Mareike Engelhardt, à propos de « Rabia », avec Lubna Azabal

Ce mercredi est sorti en Belgique Rabia, premier long métrage de Mareike Engelhardt, avec Megan Northam et Lubna Azabal. La réalistarice nous parle de ce film grave et intense qui traite du devenir des jeunes femmes parties en Syrie auprès de Daesh.

Synopsis: Poussée par les promesses d’une nouvelle vie, Jessica, une Française de 19 ans part pour la Syrie rejoindre Daech. Arrivée à Raqqa, elle intègre une maison de futures épouses de combattants et se retrouve vite prisonnière de Madame, la charismatique directrice qui tient les lieux d’une main de fer.

Comment présenteriez-vous le film en quelques mots?

C’est un film qui parle d’un phénomène contemporain, de l’un des conflits actuels les plus importants, en mettant la lumière sur des jeunes femmes qui essaient de trouver leur place dans le monde, et font un mauvais choix. Elles se retrouvent enfermées dans une maison en Syrie, où elles luttent pour leur rêve, et pour leur survie.

Quelle est l’étincelle aux origines du projet?

Par mon histoire allemande, je suis très travaillée par la question des idéologies, des manipulations psychologiques. Comment au cours d’une vie, prend-on le mauvais chemin, devient-on bourreau? Et quand on s’en rend compte, pourquoi continue-t-on, quitte à perdre son humanité? C’est très lié à une question que je me pose: qu’est-ce que moi, j’aurais fait à l’époque? De quel côté j’aurais été, comment je me serais engagée? Je voulais forcer le spectateur à se poser lui aussi cette question.

Quelles sont les circonstances qui rendent possible une déshumanisation?

Ce n’est pas la guerre que vend l’Etat Islamique aux jeunes gens qu’il recrute. La propagande s’adresse à des émotions assez nobles, que l’on pourrait partager,l’envie que notre existence ait un sens, d’appartenir à quelque chose de plus grand que nous. Passer par la guerre, mais pour aller vers la paix. L’utopie ultime, c’est de créer une meilleur monde, où nous serions tous égaux. Il y a des problèmes d’injustice sociale incroyable dans nos sociétés, l’écart qui grandit sans cesse entre des hyper pauvres, et des hyper riches qui ne savent plus quoi faire de leur argent. C’est inquiétant et perturbant de penser que nos sociétés occidentales ne semblent plus offrir ces perspectives aux jeunes gens, qu’il y a une absence d’utopie.

Jessica/ Rabia quitte un endroit où elle a le sentiment d’être asservie pour un autre lieu où elle va l’être aussi. Le système se nourrit de sa faille pour essayer de la transformer.

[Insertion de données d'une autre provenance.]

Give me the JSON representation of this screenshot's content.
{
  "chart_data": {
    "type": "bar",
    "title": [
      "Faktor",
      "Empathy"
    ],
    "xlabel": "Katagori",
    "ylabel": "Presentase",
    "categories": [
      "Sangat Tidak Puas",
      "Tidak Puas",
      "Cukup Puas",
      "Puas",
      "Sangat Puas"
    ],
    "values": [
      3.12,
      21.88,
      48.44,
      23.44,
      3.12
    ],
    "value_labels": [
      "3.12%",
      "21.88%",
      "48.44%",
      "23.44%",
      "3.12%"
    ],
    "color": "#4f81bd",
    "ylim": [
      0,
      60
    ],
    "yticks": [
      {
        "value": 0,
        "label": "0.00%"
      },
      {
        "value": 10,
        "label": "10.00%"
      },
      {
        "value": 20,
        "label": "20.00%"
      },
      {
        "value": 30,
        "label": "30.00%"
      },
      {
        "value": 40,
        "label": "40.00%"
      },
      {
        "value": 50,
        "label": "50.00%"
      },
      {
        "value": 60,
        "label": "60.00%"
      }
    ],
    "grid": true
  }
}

C’est quelque chose qui ressort chez les personnes qui travaille dans des centres de déradicalisation, et qui mettent le doigt dans le film sur la scène où Madame (Lubna Azabal) lui dit qu’il faut trouver ce qui manque à la personne et essayer de le lui donner. Ces gens qui partent ont un manque, une faille, et un besoin très précis. C’est souvent l’absence d’un parent, ou un trauma lié à des violences sexuelles. Comme tous les leaders de secte, Madame est très forte pour trouver cette faille, et s’y insérer.

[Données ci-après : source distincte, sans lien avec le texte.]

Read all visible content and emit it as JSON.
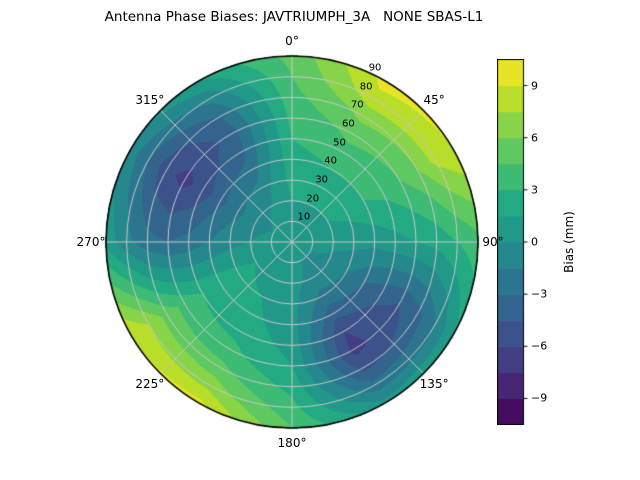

Il y a un pouvoir d’identification de la fiction, d’autant que Jessica/ Rabia et Leila partent là-bas avec toute leur naïveté, c’est un départ joyeux.

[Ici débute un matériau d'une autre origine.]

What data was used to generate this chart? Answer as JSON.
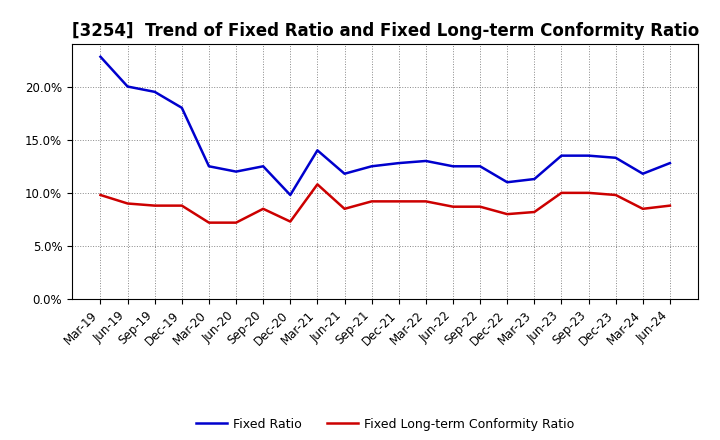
{
  "title": "[3254]  Trend of Fixed Ratio and Fixed Long-term Conformity Ratio",
  "x_labels": [
    "Mar-19",
    "Jun-19",
    "Sep-19",
    "Dec-19",
    "Mar-20",
    "Jun-20",
    "Sep-20",
    "Dec-20",
    "Mar-21",
    "Jun-21",
    "Sep-21",
    "Dec-21",
    "Mar-22",
    "Jun-22",
    "Sep-22",
    "Dec-22",
    "Mar-23",
    "Jun-23",
    "Sep-23",
    "Dec-23",
    "Mar-24",
    "Jun-24"
  ],
  "fixed_ratio": [
    22.8,
    20.0,
    19.5,
    18.0,
    12.5,
    12.0,
    12.5,
    9.8,
    14.0,
    11.8,
    12.5,
    12.8,
    13.0,
    12.5,
    12.5,
    11.0,
    11.3,
    13.5,
    13.5,
    13.3,
    11.8,
    12.8
  ],
  "fixed_lt_ratio": [
    9.8,
    9.0,
    8.8,
    8.8,
    7.2,
    7.2,
    8.5,
    7.3,
    10.8,
    8.5,
    9.2,
    9.2,
    9.2,
    8.7,
    8.7,
    8.0,
    8.2,
    10.0,
    10.0,
    9.8,
    8.5,
    8.8
  ],
  "fixed_ratio_color": "#0000CD",
  "fixed_lt_ratio_color": "#CC0000",
  "ylim": [
    0,
    24
  ],
  "yticks": [
    0,
    5,
    10,
    15,
    20
  ],
  "bg_color": "#FFFFFF",
  "plot_bg_color": "#FFFFFF",
  "grid_color": "#888888",
  "legend_fixed_ratio": "Fixed Ratio",
  "legend_fixed_lt_ratio": "Fixed Long-term Conformity Ratio",
  "title_fontsize": 12,
  "tick_fontsize": 8.5,
  "linewidth": 1.8
}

Je trouvais très important de retranscrire ce qu’ont partagé avec moi les jeunes femmes avec lesquelles j’ai pu parler. J’ai trouvé hallucinant que l’endroit où elles étaient toutes d’accord, c’est que le départ était une fête. Pour beaucoup, c’est leur premier grand voyage, la première fois qu’elles prennent l’avion, c’est une aventure qu’elles vivent à plusieurs. Celles qui ont décidé de partir sont traitées comme des reines sur leurs groupes WhatsApp. Leurs préoccupations sont d’une trivialité folle, la nourriture, les vêtements. Tout ce qui intéressent des jeunes filles de cet âge. J’étais surprise et choquée de voir la contradiction extrême entre ce monde d’une naïveté folle, et la réalité de la guerre à l’extérieur, et de la violence extrême qu’utilise tous les jours l’état islamique.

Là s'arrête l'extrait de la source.